There are some reports on the relationship between recurrence sites and TILs. Park et al. reported patients with TILs >10% in early-stage TNBC to show significantly more locoregional recurrence than those with lower TILs [46]. In cervical squamous cell carcinoma, low TILs are also likely to cause distant metastasis [47]. Moreover, distant metastasis is reportedly predicted from pathological features, including lymphocytes of lymph nodes in breast cancer with lymph node metastasis, although not from the density of lymphocytes around the tumor [48]. Bidwell et al. have shown innate immune escape to promote bone metastasis, based on clinical data and experiments in mice [49]. Some studies using breast cancer cell lines in vivo also reported that immunosuppression in the tumor immune environment increased the risk of lung metastasis [50, 51]. In this study, TIL density was suggested to possibly be a distant metastatic predictor, although not an independent factor. We previously reported that TILs may also be involved in lymph node metastasis in HR+/HER2- breast cancer [52]. In this study, TILs were considered to be strongly correlated with lymph node metastasis, and were involved in distant metastasis prediction as well as prognosis after recurrence.
The greatest limitation of this study was that very few cases of recurrence were examined. Another limitation was that the patients received different types of adjuvant endocrine therapy. Moreover, younger and lymphovascular invasion, which were previously reported as risk factors, were not found to be predictors in this study. TILs may also be involved in venous invasion.
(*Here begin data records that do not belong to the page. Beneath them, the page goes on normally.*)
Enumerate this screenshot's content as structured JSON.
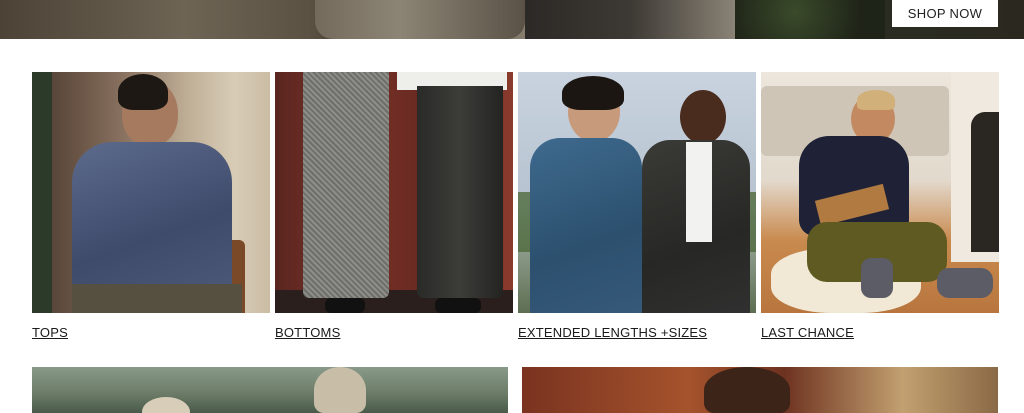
{
  "hero": {
    "cta_label": "SHOP NOW"
  },
  "categories": [
    {
      "label": "TOPS"
    },
    {
      "label": "BOTTOMS"
    },
    {
      "label": "EXTENDED LENGTHS +SIZES"
    },
    {
      "label": "LAST CHANCE"
    }
  ]
}
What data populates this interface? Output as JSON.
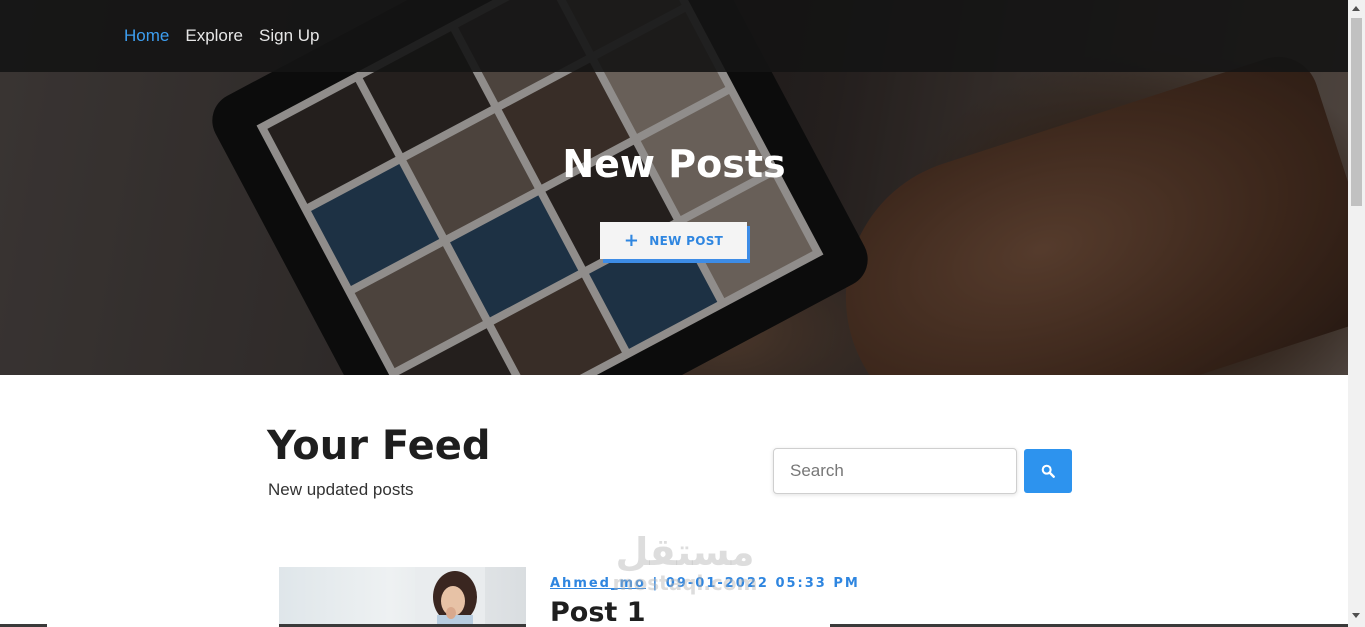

Furthermore, considering that the TIL subtypes have different functions, detailed studies are necessary to identify the organs that are prone to metastasis. Nevertheless, TILs can be easily evaluated using needle biopsy specimens for the diagnosis of breast cancer and are highly useful. Filipits et al. predicted distant metastases using a combination of the above-mentioned predictors [38] and TILs may be considered to be an additional predictor. Currently, postoperative follow-up involves patient interview, palpation, and mammography. Whole-body imaging for asymptomatic breast cancer patients post resection surgery is not recommended [4-6]. However, late diagnosis of distant metastasis, that is, after emergence of detectable symptoms, leads to impairment of the patient’s quality of life. Moreover, the risk of reduced treatment options, owing to the deterioration in the general condition as a result of recurrence, prevails. Therefore, it is important to identify and diagnose breast cancer that is prone to distant metastasis.